Vice Admiral A. Gambo & Rear Admiral I. Yakubu, Chiefs of Naval Staff of Nig. & Ghana

In a strategic and proactive collaborative move to overcome the complex challenges facing the Gulf of Guinea, Nigeria and Ghana have formed a partnership to face the challenges heads on, which include kidnapping, arms smuggling, illegal fishing, bunkering and piracy, in order to improve the security system of the region and restore its territorial integrity.

This collaboration was unveiled during the visit of Ghanaian Chief of Naval Staff, Rear Admiral IssahYakubu to Nigeria’s Naval Headquarters, Abuja to meet with his Nigerian counterpart, Vice Admiral AwwalZubairuGambo, during a technical session between the Navies of Nigeria and Ghana.

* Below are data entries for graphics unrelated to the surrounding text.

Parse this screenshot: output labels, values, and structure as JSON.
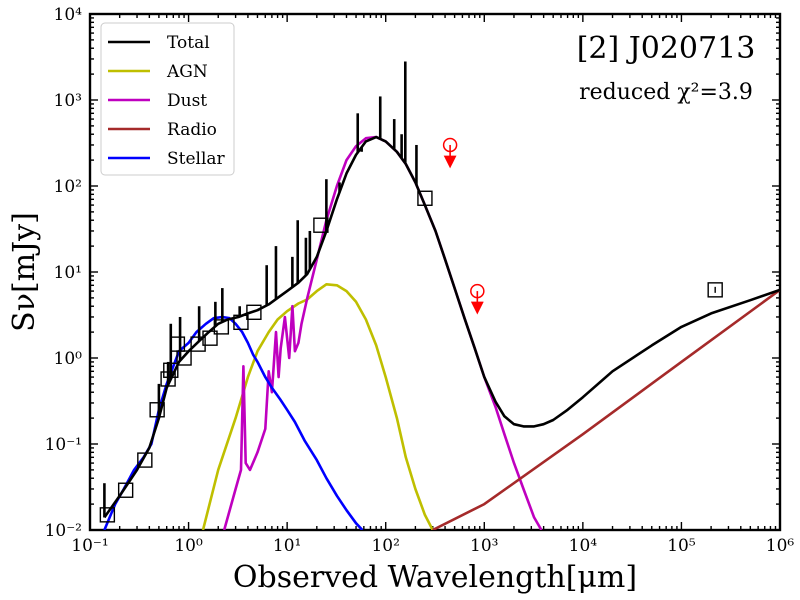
{
  "chart_data": {
    "type": "line",
    "title": "[2] J020713",
    "subtitle": "reduced χ²=3.9",
    "xlabel": "Observed Wavelength[μm]",
    "ylabel": "Sν[mJy]",
    "xscale": "log",
    "yscale": "log",
    "xlim": [
      0.1,
      1000000
    ],
    "ylim": [
      0.01,
      10000
    ],
    "x_tick_labels": [
      "10⁻¹",
      "10⁰",
      "10¹",
      "10²",
      "10³",
      "10⁴",
      "10⁵",
      "10⁶"
    ],
    "y_tick_labels": [
      "10⁻²",
      "10⁻¹",
      "10⁰",
      "10¹",
      "10²",
      "10³",
      "10⁴"
    ],
    "legend_position": "top-left",
    "series": [
      {
        "name": "Total",
        "color": "#000000",
        "x": [
          0.14,
          0.2,
          0.3,
          0.4,
          0.5,
          0.6,
          0.8,
          1.0,
          1.3,
          1.6,
          2.0,
          2.5,
          3.2,
          4.0,
          5.0,
          6.5,
          8.0,
          10,
          13,
          16,
          20,
          25,
          32,
          40,
          50,
          63,
          80,
          100,
          130,
          160,
          200,
          250,
          320,
          400,
          500,
          630,
          800,
          1000,
          1300,
          1600,
          2000,
          2500,
          3200,
          4000,
          5000,
          7000,
          10000,
          20000,
          50000,
          100000,
          200000,
          500000,
          1000000
        ],
        "y": [
          0.014,
          0.025,
          0.05,
          0.09,
          0.2,
          0.45,
          0.9,
          1.2,
          1.6,
          2.0,
          2.5,
          2.8,
          3.0,
          3.3,
          3.6,
          4.2,
          5.0,
          6.0,
          7.5,
          9.5,
          15,
          30,
          70,
          140,
          230,
          330,
          370,
          330,
          250,
          180,
          110,
          60,
          30,
          14,
          6.5,
          2.9,
          1.3,
          0.6,
          0.31,
          0.21,
          0.17,
          0.16,
          0.16,
          0.17,
          0.19,
          0.25,
          0.35,
          0.7,
          1.4,
          2.3,
          3.3,
          4.7,
          6.2
        ]
      },
      {
        "name": "AGN",
        "color": "#bfbf00",
        "x": [
          1.4,
          2.0,
          3.0,
          4.0,
          5.0,
          6.5,
          8.0,
          10,
          13,
          16,
          20,
          25,
          32,
          40,
          50,
          63,
          80,
          100,
          130,
          160,
          200,
          250,
          300
        ],
        "y": [
          0.01,
          0.05,
          0.2,
          0.6,
          1.2,
          2.0,
          2.8,
          3.5,
          4.3,
          4.8,
          6.0,
          7.2,
          7.0,
          6.0,
          4.5,
          2.8,
          1.4,
          0.6,
          0.2,
          0.07,
          0.03,
          0.015,
          0.01
        ]
      },
      {
        "name": "Dust",
        "color": "#bf00bf",
        "x": [
          2.3,
          3.0,
          3.4,
          3.6,
          3.8,
          4.2,
          5.0,
          6.0,
          6.5,
          7.0,
          7.7,
          8.2,
          8.6,
          9.5,
          10.5,
          11.3,
          12.0,
          13.0,
          14.0,
          16,
          20,
          25,
          32,
          40,
          50,
          63,
          80,
          100,
          130,
          160,
          200,
          250,
          320,
          400,
          500,
          630,
          800,
          1000,
          1300,
          1600,
          2000,
          2500,
          3200,
          3800
        ],
        "y": [
          0.01,
          0.03,
          0.05,
          0.8,
          0.06,
          0.05,
          0.08,
          0.15,
          0.7,
          0.4,
          2.0,
          0.6,
          1.3,
          3.0,
          1.0,
          4.0,
          1.2,
          1.5,
          2.5,
          5.0,
          14,
          40,
          100,
          200,
          290,
          360,
          370,
          330,
          250,
          180,
          110,
          60,
          30,
          14,
          6.5,
          2.9,
          1.3,
          0.6,
          0.27,
          0.13,
          0.06,
          0.03,
          0.014,
          0.01
        ]
      },
      {
        "name": "Radio",
        "color": "#a52a2a",
        "x": [
          300,
          1000,
          10000,
          100000,
          1000000
        ],
        "y": [
          0.01,
          0.02,
          0.13,
          0.9,
          6.2
        ]
      },
      {
        "name": "Stellar",
        "color": "#0000ff",
        "x": [
          0.14,
          0.18,
          0.22,
          0.28,
          0.35,
          0.42,
          0.5,
          0.6,
          0.7,
          0.8,
          1.0,
          1.2,
          1.5,
          1.8,
          2.2,
          2.6,
          3.0,
          3.5,
          4.0,
          4.5,
          5.0,
          6.0,
          7.0,
          8.5,
          10,
          12,
          15,
          20,
          25,
          32,
          40,
          50,
          58
        ],
        "y": [
          0.01,
          0.02,
          0.03,
          0.05,
          0.07,
          0.1,
          0.25,
          0.5,
          0.8,
          1.2,
          1.5,
          2.0,
          2.5,
          2.9,
          3.0,
          2.9,
          2.5,
          2.0,
          1.5,
          1.1,
          0.9,
          0.6,
          0.45,
          0.33,
          0.25,
          0.18,
          0.11,
          0.065,
          0.04,
          0.025,
          0.017,
          0.012,
          0.01
        ]
      }
    ],
    "spikes": [
      {
        "x": 0.14,
        "y": 0.035
      },
      {
        "x": 0.5,
        "y": 0.5
      },
      {
        "x": 0.62,
        "y": 0.9
      },
      {
        "x": 0.66,
        "y": 2.5
      },
      {
        "x": 0.82,
        "y": 3.0
      },
      {
        "x": 1.28,
        "y": 4.0
      },
      {
        "x": 1.87,
        "y": 4.5
      },
      {
        "x": 2.2,
        "y": 6.5
      },
      {
        "x": 3.3,
        "y": 4.0
      },
      {
        "x": 6.2,
        "y": 12
      },
      {
        "x": 7.7,
        "y": 20
      },
      {
        "x": 11.3,
        "y": 15
      },
      {
        "x": 12.8,
        "y": 40
      },
      {
        "x": 15.5,
        "y": 25
      },
      {
        "x": 17,
        "y": 30
      },
      {
        "x": 25,
        "y": 120
      },
      {
        "x": 34,
        "y": 110
      },
      {
        "x": 52,
        "y": 700
      },
      {
        "x": 57,
        "y": 250
      },
      {
        "x": 88,
        "y": 1100
      },
      {
        "x": 122,
        "y": 600
      },
      {
        "x": 145,
        "y": 400
      },
      {
        "x": 158,
        "y": 2800
      },
      {
        "x": 205,
        "y": 300
      }
    ],
    "observations": [
      {
        "x": 0.15,
        "y": 0.015
      },
      {
        "x": 0.23,
        "y": 0.029
      },
      {
        "x": 0.36,
        "y": 0.065
      },
      {
        "x": 0.48,
        "y": 0.25
      },
      {
        "x": 0.62,
        "y": 0.57
      },
      {
        "x": 0.66,
        "y": 0.72
      },
      {
        "x": 0.77,
        "y": 1.45
      },
      {
        "x": 0.9,
        "y": 1.0
      },
      {
        "x": 1.25,
        "y": 1.45
      },
      {
        "x": 1.65,
        "y": 1.7
      },
      {
        "x": 2.15,
        "y": 2.3
      },
      {
        "x": 3.4,
        "y": 2.6
      },
      {
        "x": 4.6,
        "y": 3.4
      },
      {
        "x": 22,
        "y": 35
      },
      {
        "x": 250,
        "y": 72
      },
      {
        "x": 220000,
        "y": 6.2
      }
    ],
    "upper_limits": [
      {
        "x": 450,
        "y": 300
      },
      {
        "x": 850,
        "y": 6.0
      }
    ]
  }
}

Rear Admiral Gambo, while declaring open the technical session said that the proliferation of criminality in the region forms serious threat to the coastal region as well as weakens regional growth and global market.

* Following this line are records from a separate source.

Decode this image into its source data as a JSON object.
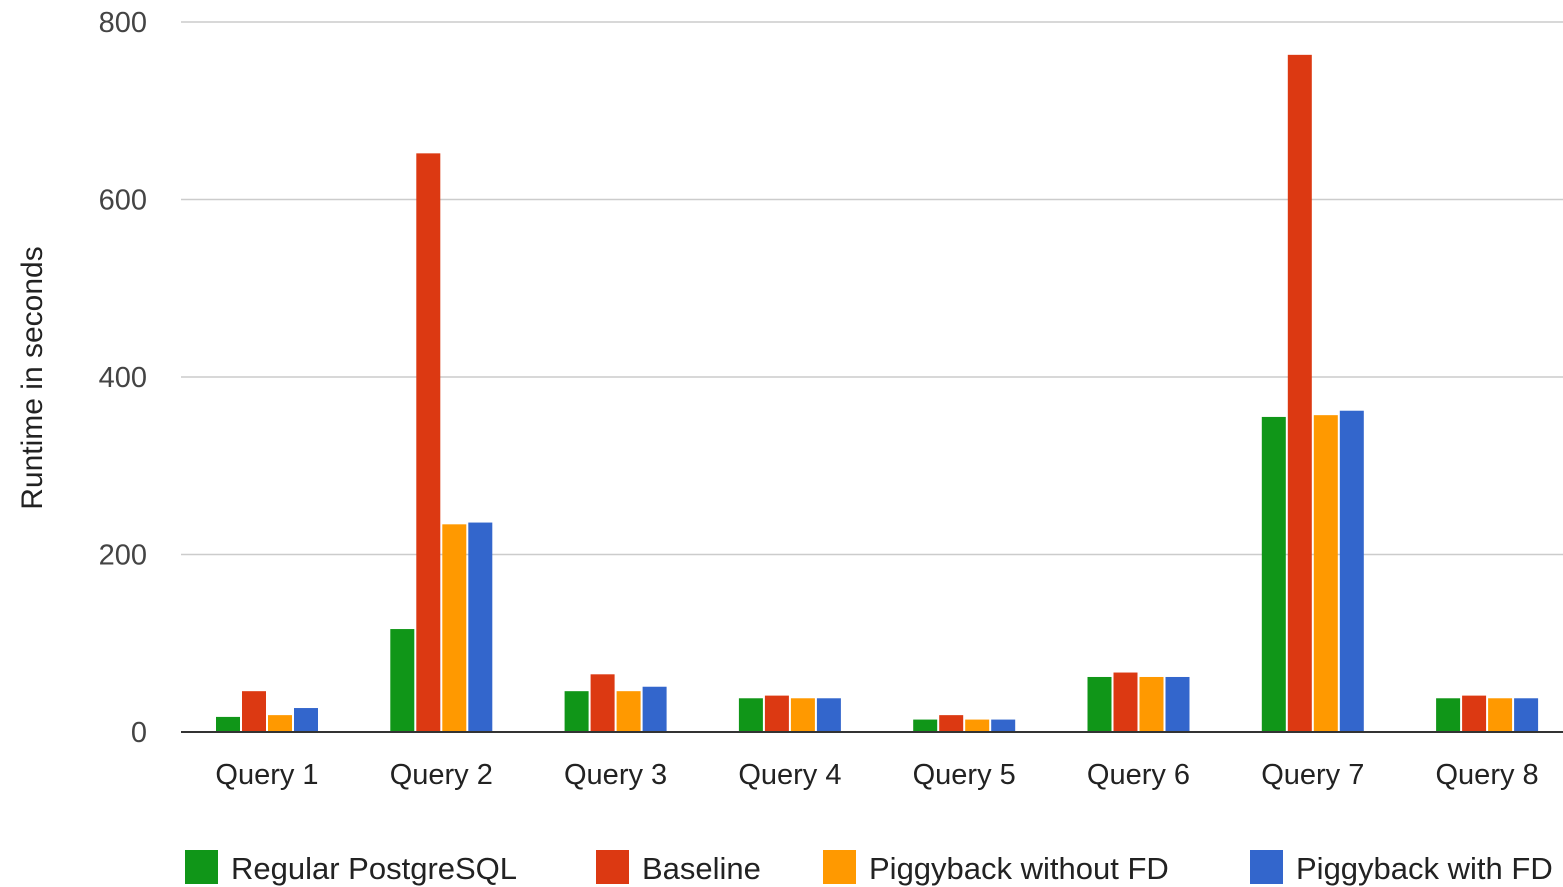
{
  "chart_data": {
    "type": "bar",
    "ylabel": "Runtime in seconds",
    "ylim": [
      0,
      800
    ],
    "yticks": [
      0,
      200,
      400,
      600,
      800
    ],
    "grid": true,
    "legend_position": "bottom",
    "categories": [
      "Query 1",
      "Query 2",
      "Query 3",
      "Query 4",
      "Query 5",
      "Query 6",
      "Query 7",
      "Query 8"
    ],
    "series": [
      {
        "name": "Regular PostgreSQL",
        "color": "#109618",
        "values": [
          17,
          116,
          46,
          38,
          14,
          62,
          355,
          38
        ]
      },
      {
        "name": "Baseline",
        "color": "#dc3912",
        "values": [
          46,
          652,
          65,
          41,
          19,
          67,
          763,
          41
        ]
      },
      {
        "name": "Piggyback without FD",
        "color": "#ff9900",
        "values": [
          19,
          234,
          46,
          38,
          14,
          62,
          357,
          38
        ]
      },
      {
        "name": "Piggyback with FD",
        "color": "#3366cc",
        "values": [
          27,
          236,
          51,
          38,
          14,
          62,
          362,
          38
        ]
      }
    ]
  }
}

He explained that bilateral engagements between Nigeria and Ghana have become necessary because of the daily tans-national rise in maritime crime which has made the security system of the zone difficult for one country to handle.

He said, “It is against this backdrop that this bilateral engagement was convened at the instance of the Heads of Government of the Federal Republic of Nigeria and Republic of Ghana towards addressing the maritime security challenges within the region.”

As proposed in the 2013 Yaoundé Protocol, the Naval Chief said that the new commitment would engender better cooperation on Cooperative Maritime Security Framework that would promote economic growth and also address maritime insecurity

Bemoaning the rising rate of criminality in the Gulf of Guinea, Rear Admiral IssahYakubu in his remark said that the joint effort of the navies of the countries within the Maritime area has become necessary. He also maintained that the Nigerian Navy has the capability to lead the campaign that will end criminal activities in the region.

Unveiling the proposed operation, he said, “So we are proposing that we have a collective naval operation, we can have ECOWAS Naval Taskforce, maybe under the umbrella of what we are already having, the ECOWAS Integrated Maritime Strategy which was set up as maritime security architecture that deals with maritime security issues. We should go beyond the information sharing that we are doing now to go into real operation”.

He added that “The real situation in the Gulf of Guinea demands that we have a Naval Taskforce because the criminals are our constraints. Our capabilities as you all know are not the same so putting them together to protect our maritime domain is the only way out”.